Мы снова выпили и захрустели.

Я закурил. В голове приносились воспоминания из учебника по истории. Крепостное право и портрет Петра I. Но всё они были какими-то сухими и скомканными обрывками. Пока я пытался разобраться с мыслями, где-то из подсознания вылезла история моей давно умершей бабушки, которую я слышал лет в двенадцать. Сама она, кстати, тоже слышала этот рассказ от своей неграмотной матери, моей прабабки. И захотелось мне её рассказать другу:
- Сань, хочешь, расскажу тебе одну штуку про крепостное право? Она, между прочим, здесь и произошла. В нашей пензенской области.
- Валяй, - ответил друг. Он не курил.
- Ты ведь конечно знаешь, что по реке Суре, когда-то гоняли баржи с лесом?
- Знаю.
- Так вот. Бурлаками на Суре были женщины. Вот представь, они впряжённые, как тягловые быки за плугом, тащат пароход с господами по реке.
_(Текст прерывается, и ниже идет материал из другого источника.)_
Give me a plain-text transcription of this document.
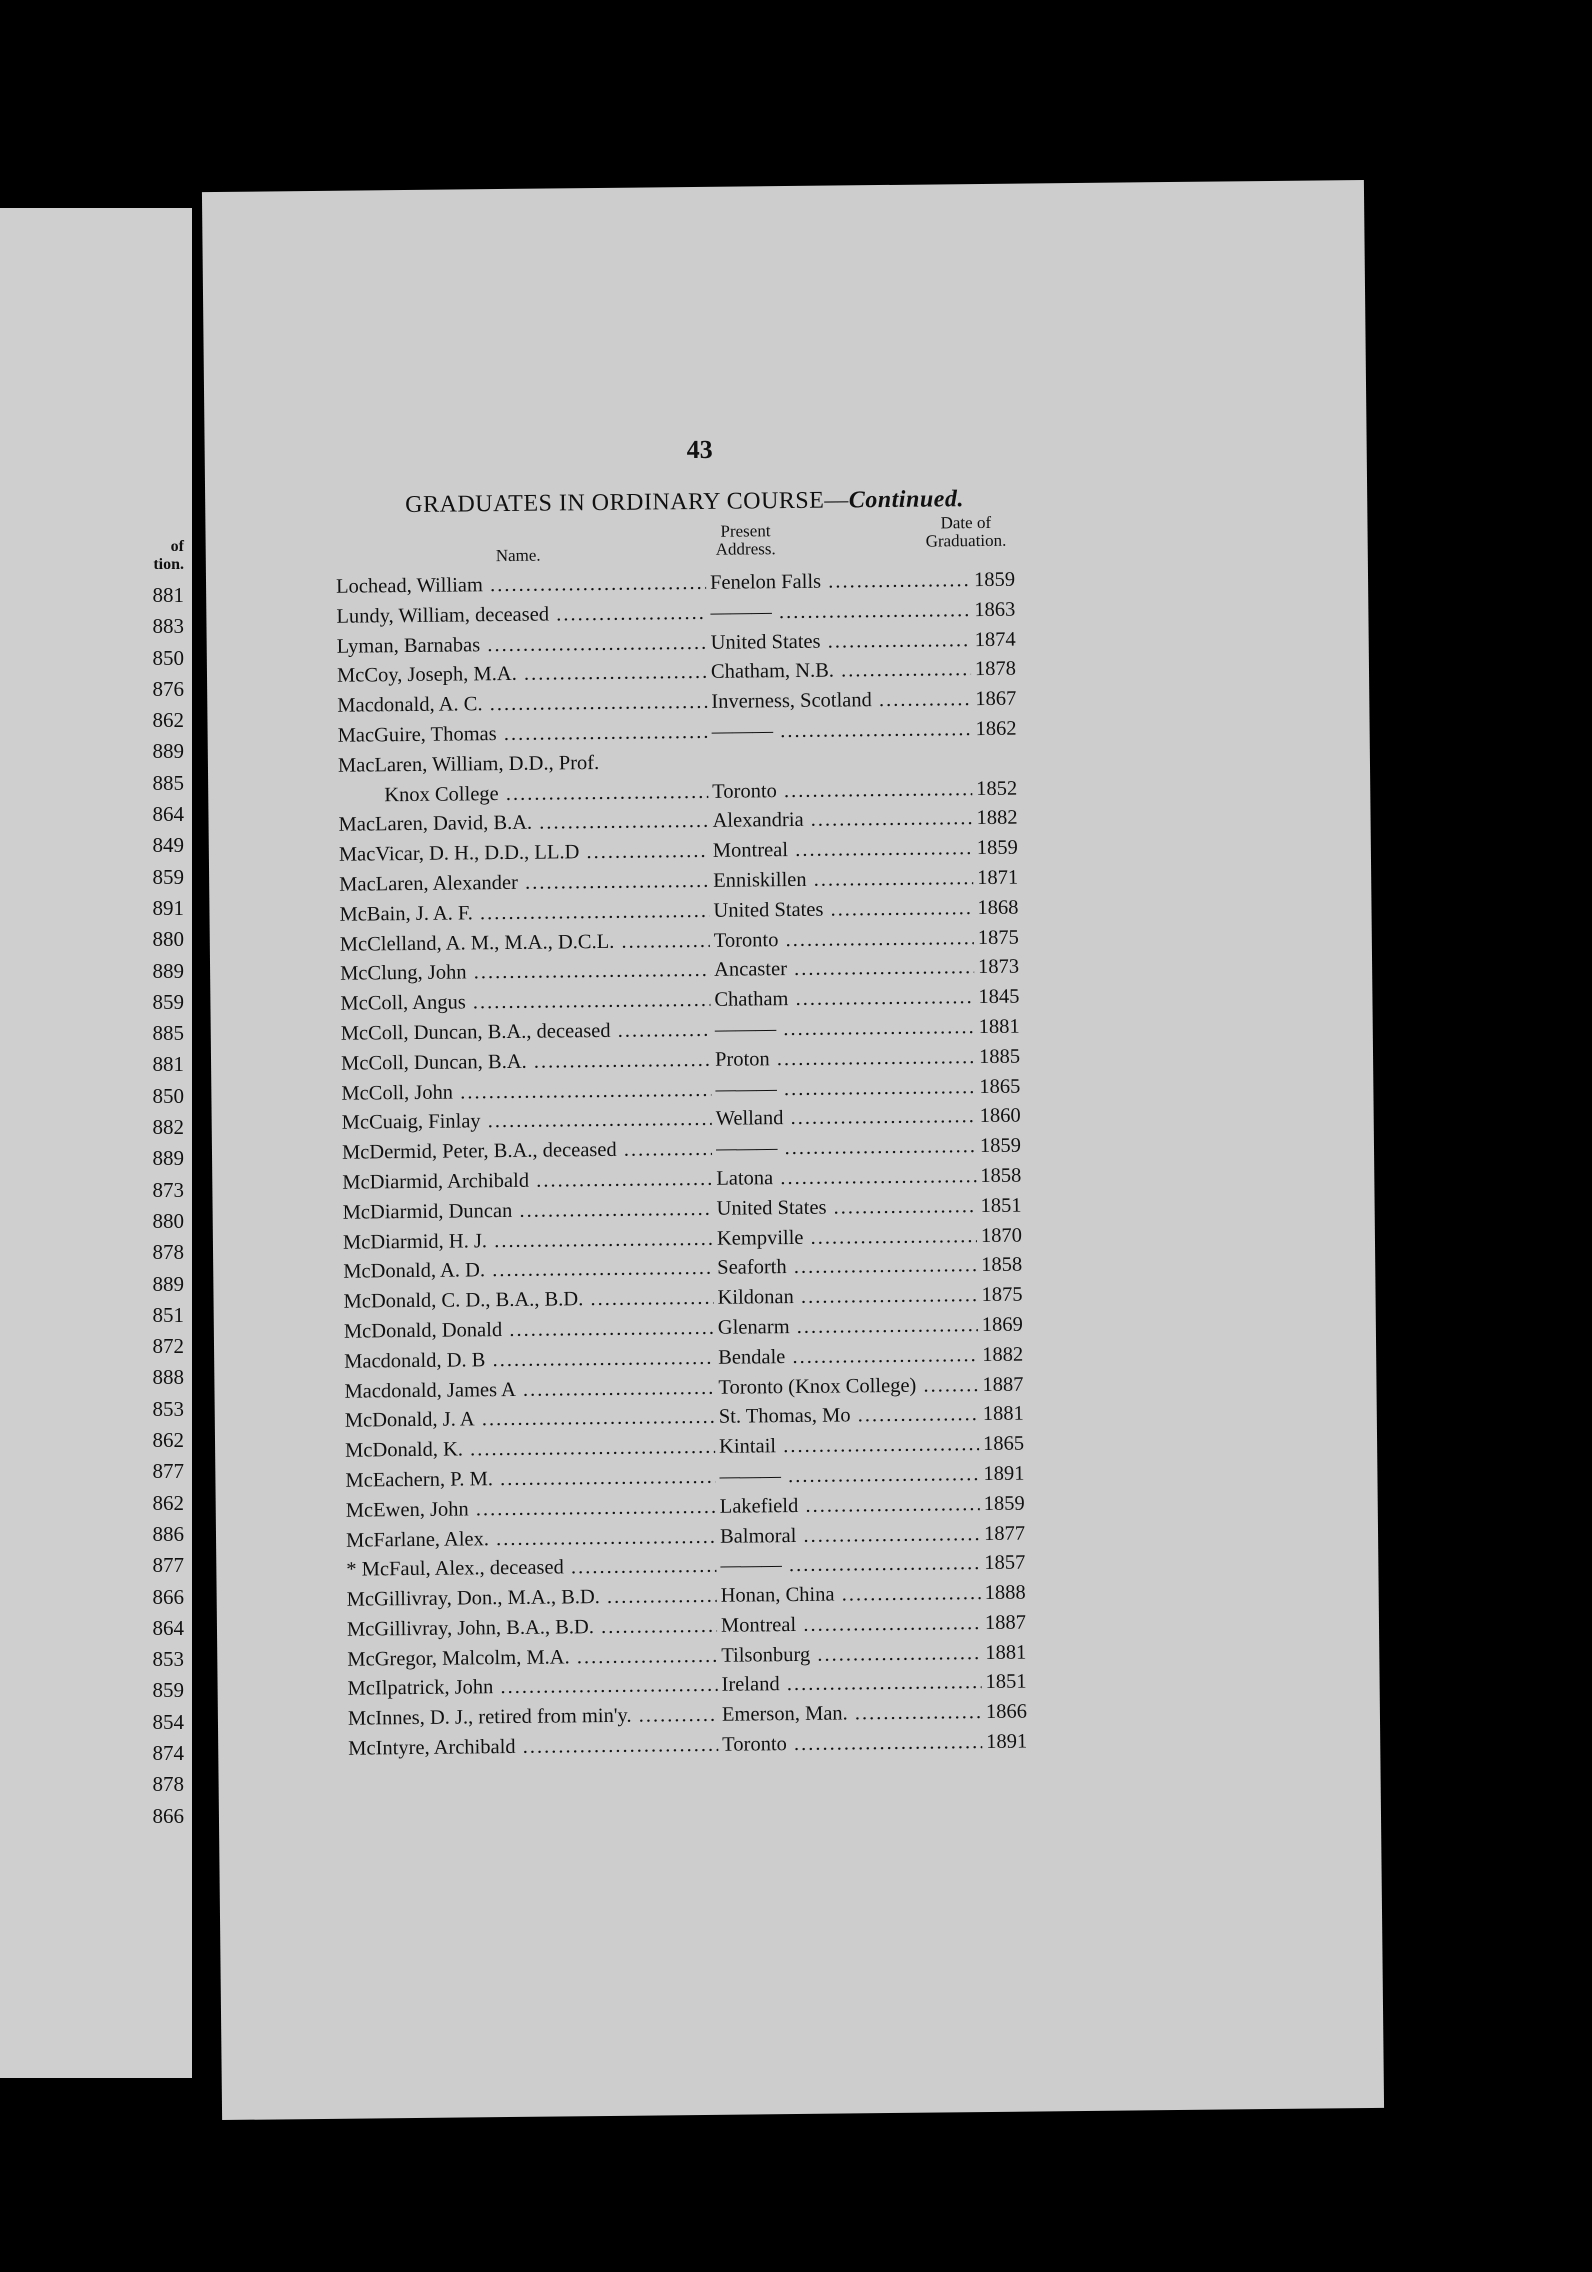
of
tion.
881
883
850
876
862
889
885
864
849
859
891
880
889
859
885
881
850
882
889
873
880
878
889
851
872
888
853
862
877
862
886
877
866
864
853
859
854
874
878
866
43
GRADUATES IN ORDINARY COURSE—Continued.
Name.
Present
Address.
Date of
Graduation.
Lochead, William .....	Fenelon Falls .....	1859
Lundy, William, deceased .....	——— .....	1863
Lyman, Barnabas .....	United States .....	1874
McCoy, Joseph, M.A. .....	Chatham, N.B. .....	1878
Macdonald, A. C. .....	Inverness, Scotland .....	1867
MacGuire, Thomas .....	——— .....	1862
MacLaren, William, D.D., Prof.
Knox College .....	Toronto .....	1852
MacLaren, David, B.A. .....	Alexandria .....	1882
MacVicar, D. H., D.D., LL.D .....	Montreal .....	1859
MacLaren, Alexander .....	Enniskillen .....	1871
McBain, J. A. F. .....	United States .....	1868
McClelland, A. M., M.A., D.C.L. .....	Toronto .....	1875
McClung, John .....	Ancaster .....	1873
McColl, Angus .....	Chatham .....	1845
McColl, Duncan, B.A., deceased .....	——— .....	1881
McColl, Duncan, B.A. .....	Proton .....	1885
McColl, John .....	——— .....	1865
McCuaig, Finlay .....	Welland .....	1860
McDermid, Peter, B.A., deceased .....	——— .....	1859
McDiarmid, Archibald .....	Latona .....	1858
McDiarmid, Duncan .....	United States .....	1851
McDiarmid, H. J. .....	Kempville .....	1870
McDonald, A. D. .....	Seaforth .....	1858
McDonald, C. D., B.A., B.D. .....	Kildonan .....	1875
McDonald, Donald .....	Glenarm .....	1869
Macdonald, D. B .....	Bendale .....	1882
Macdonald, James A .....	Toronto (Knox College) .....	1887
McDonald, J. A .....	St. Thomas, Mo .....	1881
McDonald, K. .....	Kintail .....	1865
McEachern, P. M. .....	——— .....	1891
McEwen, John .....	Lakefield .....	1859
McFarlane, Alex. .....	Balmoral .....	1877
* McFaul, Alex., deceased .....	——— .....	1857
McGillivray, Don., M.A., B.D. .....	Honan, China .....	1888
McGillivray, John, B.A., B.D. .....	Montreal .....	1887
McGregor, Malcolm, M.A. .....	Tilsonburg .....	1881
McIlpatrick, John .....	Ireland .....	1851
McInnes, D. J., retired from min'y. .....	Emerson, Man. .....	1866
McIntyre, Archibald .....	Toronto .....	1891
И вальс, и романс звучит. То соната, то старое пианино Баха с органом по граммофону. Господа пьют шампанское и хохочут. Их благородие весело потешаются над учителем французского языка, который изрядно напился и одурел. А по Суре в это время тянут их весёлый пароход крестьянки с детьми. Толстый канат режет им грудь и плечи, а на борту играет уже рояль, и пастушки на весеннем лужку, и дамы под зонтиками. Хорошо.
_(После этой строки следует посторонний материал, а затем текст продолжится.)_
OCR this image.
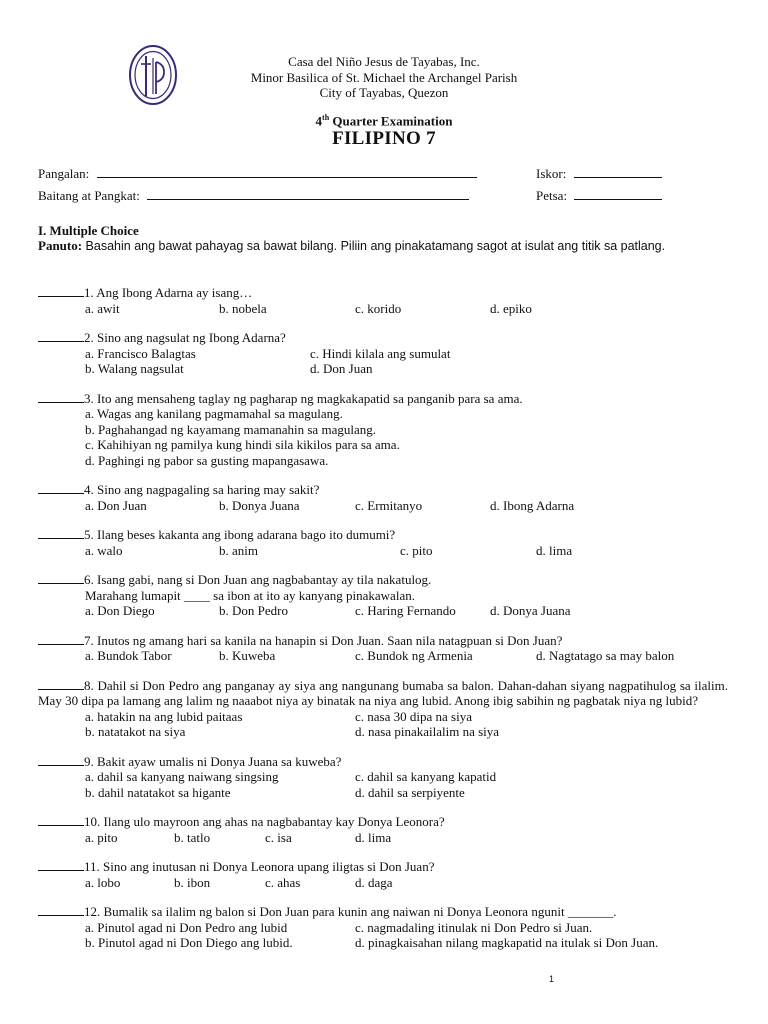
Casa del Niño Jesus de Tayabas, Inc.
Minor Basilica of St. Michael the Archangel Parish
City of Tayabas, Quezon
4th Quarter Examination
FILIPINO 7
Pangalan:	Iskor:
Baitang at Pangkat:	Petsa:
I. Multiple Choice
Panuto: Basahin ang bawat pahayag sa bawat bilang. Piliin ang pinakatamang sagot at isulat ang titik sa patlang.
1. Ang Ibong Adarna ay isang…
a. awit	b. nobela	c. korido	d. epiko
2. Sino ang nagsulat ng Ibong Adarna?
a. Francisco Balagtas	c. Hindi kilala ang sumulat
b. Walang nagsulat	d. Don Juan
3. Ito ang mensaheng taglay ng pagharap ng magkakapatid sa panganib para sa ama.
a. Wagas ang kanilang pagmamahal sa magulang.
b. Paghahangad ng kayamang mamanahin sa magulang.
c. Kahihiyan ng pamilya kung hindi sila kikilos para sa ama.
d. Paghingi ng pabor sa gusting mapangasawa.
4. Sino ang nagpagaling sa haring may sakit?
a. Don Juan	b. Donya Juana	c. Ermitanyo	d. Ibong Adarna
5. Ilang beses kakanta ang ibong adarana bago ito dumumi?
a. walo	b. anim	c. pito	d. lima
6. Isang gabi, nang si Don Juan ang nagbabantay ay tila nakatulog.
Marahang lumapit ____ sa ibon at ito ay kanyang pinakawalan.
a. Don Diego	b. Don Pedro	c. Haring Fernando	d. Donya Juana
7. Inutos ng amang hari sa kanila na hanapin si Don Juan. Saan nila natagpuan si Don Juan?
a. Bundok Tabor	b. Kuweba	c. Bundok ng Armenia	d. Nagtatago sa may balon
8. Dahil si Don Pedro ang panganay ay siya ang nangunang bumaba sa balon. Dahan-dahan siyang nagpatihulog sa ilalim. May 30 dipa pa lamang ang lalim ng naaabot niya ay binatak na niya ang lubid. Anong ibig sabihin ng pagbatak niya ng lubid?
a. hatakin na ang lubid paitaas	c. nasa 30 dipa na siya
b. natatakot na siya	d. nasa pinakailalim na siya
9. Bakit ayaw umalis ni Donya Juana sa kuweba?
a. dahil sa kanyang naiwang singsing	c. dahil sa kanyang kapatid
b. dahil natatakot sa higante	d. dahil sa serpiyente
10. Ilang ulo mayroon ang ahas na nagbabantay kay Donya Leonora?
a. pito	b. tatlo	c. isa	d. lima
11. Sino ang inutusan ni Donya Leonora upang iligtas si Don Juan?
a. lobo	b. ibon	c. ahas	d. daga
12. Bumalik sa ilalim ng balon si Don Juan para kunin ang naiwan ni Donya Leonora ngunit _______.
a. Pinutol agad ni Don Pedro ang lubid	c. nagmadaling itinulak ni Don Pedro si Juan.
b. Pinutol agad ni Don Diego ang lubid.	d. pinagkaisahan nilang magkapatid na itulak si Don Juan.
1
- Живописно, - сказал Сашка.
- Слушай дальше. Среди бурлачек была и моя прабабка. Рассказывала, как слышала песни Шаляпина на корабле. Думаю, что из граммофона орал его бас. Но не в этом дело. Рядом с ней тянула лямку одна беременная женщина. И вдруг у неё начинают отходить воды. Она упала, и все женщины бросились к ней. Весёлый пароход остановился. Господа в панике, а баба родила тут же под ярмом мёртвую девочку. Начались крики господ, а за ними и приказы всех высечь. Крестьянки не идут, просят похоронить мёртвое дитя, надсмотрщики ни в какую. Только и знают, что плетьми хлыщут и орут. Кто-то из них схватил ребёнка за ногу и швырнул его в Суру. Несчастная мать тут умом и тронулась. Вырвалась, и побежала за дочерью в реку. Причём не плыла, и не ныряла, а прямо зашла в воду, и больше оттуда не вышла. Только всплыли последние пузыри и всё. Эта, девушка, рассказывали, родила своего первенца, а до этого всё родить не могла. Ходила в храм и выпрашивала у бога ребёночка, и вот осчастливил её Господь. Говорят, тогда была русско-японская война, мужа забрали, и она осталась одна. Голод, жрать нечего, вот и пошла в бурлаки. А сама на сносях. На пароходе же вот какой разговор вышел:
- Господа, - воскликнула тогда какая-то княжна. – Отчего эта старушка не вынырнула?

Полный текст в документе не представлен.